Although this study successfully trained ML models using data collected during routine embryo transfers, we recognize its limitations—most notably, the relatively small group of researchers involved in labeling and training the models, and the need for a more diverse and representative dataset. Future work will actively seek collaboration with academic and research institutions to broaden the scope and rigor of these studies. We believe that ML will become a mainstay in the animal breeding industry, particularly within assisted reproductive technologies, much as it already has in human IVF programs. Next steps will extend this research to include embryo viability prediction and long-term outcomes such as pregnancy and live birth rates—critical benchmarks needed to validate and refine these tools to meet the gold standard of ET success. Furthermore, implementing ML in ways that are affordable and accessible such as leveraging widely available tools like smartphones and stereomicroscopes will ensure that this technology can be applied across the livestock industry, even in rural and resource-limited settings. By reducing the subjectivity of embryo assessment, shortening the training curve for new embryologists, and improving consistency across practitioners, ML has the potential to democratize access to high-quality genetics and advance animal health, welfare, and productivity. Ethical deployment, transparent model development, and peer-reviewed validation will be essential as we scale these efforts to position ML as a cornerstone of embryo evaluation and selection.
ACKNOWLEDGMENTS
The authors wish to disclose that they are shareholders in EmGenisys, the company responsible for the development of the embryo analysis software discussed in this study. Additionally, Cara Wells and Russell Killingsworth are recognized as inventors of the technology underlying this innovation. These financial interests may be perceived as potential conflicts of interest. The authors have disclosed these interests to the journal to ensure transparency and uphold the integrity of the research process.
AUTHOR’S CONTRIBUTIONS
MR and RK recorded videos of embryos utilized in this study. RK, MR, and CW labeled stage and grade data in this study. CH, RK, and CW developed the survey and surveyed embryologists. BC trained, validated and tested machine learning models. CH, RK and CW were each involved in data analytics. CW prepared the manuscript, and all authors were involved in editing.
CORRESPONDING AUTHOR
Cara Wells - cara@emgenisys.com
COMPETING OF INTEREST
Authors have conflict of interest to declare. CW, RK, CH and MR own stock in EmGenisys, which owns all intellectual property associated with this work.

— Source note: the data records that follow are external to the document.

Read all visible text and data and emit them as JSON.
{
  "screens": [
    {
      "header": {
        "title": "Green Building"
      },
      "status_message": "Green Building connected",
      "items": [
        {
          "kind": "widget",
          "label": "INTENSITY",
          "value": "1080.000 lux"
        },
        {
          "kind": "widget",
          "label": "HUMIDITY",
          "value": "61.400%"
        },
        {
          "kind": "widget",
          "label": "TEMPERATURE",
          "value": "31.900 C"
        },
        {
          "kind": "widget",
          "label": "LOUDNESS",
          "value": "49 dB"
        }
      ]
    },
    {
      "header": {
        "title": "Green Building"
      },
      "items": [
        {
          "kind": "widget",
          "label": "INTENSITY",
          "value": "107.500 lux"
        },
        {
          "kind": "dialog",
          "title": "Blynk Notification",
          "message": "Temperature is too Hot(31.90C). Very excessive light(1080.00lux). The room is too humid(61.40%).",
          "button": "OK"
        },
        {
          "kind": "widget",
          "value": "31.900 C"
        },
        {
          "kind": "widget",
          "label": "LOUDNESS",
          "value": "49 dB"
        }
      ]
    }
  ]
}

INFORMED CONSENT STATEMENT
All authors and institutions have confirmed this manuscript for publication
DATA AVAILABILITY STATEMENT
Additional data were collected in this study beyond embryo stage and grade, including pregnancy outcome, embryo sex, genetic information, animal registration number, farm identity, and other identifying details. Because many of the animals in this dataset are marketed for their breeding value, maintaining their confidentiality is essential. Furthermore, pregnancy outcome data will be used for future investigations and have not been anonymized. As a result, the full dataset is not publicly available. However, an anonymized version of the data may be obtained from the corresponding author upon reasonable request.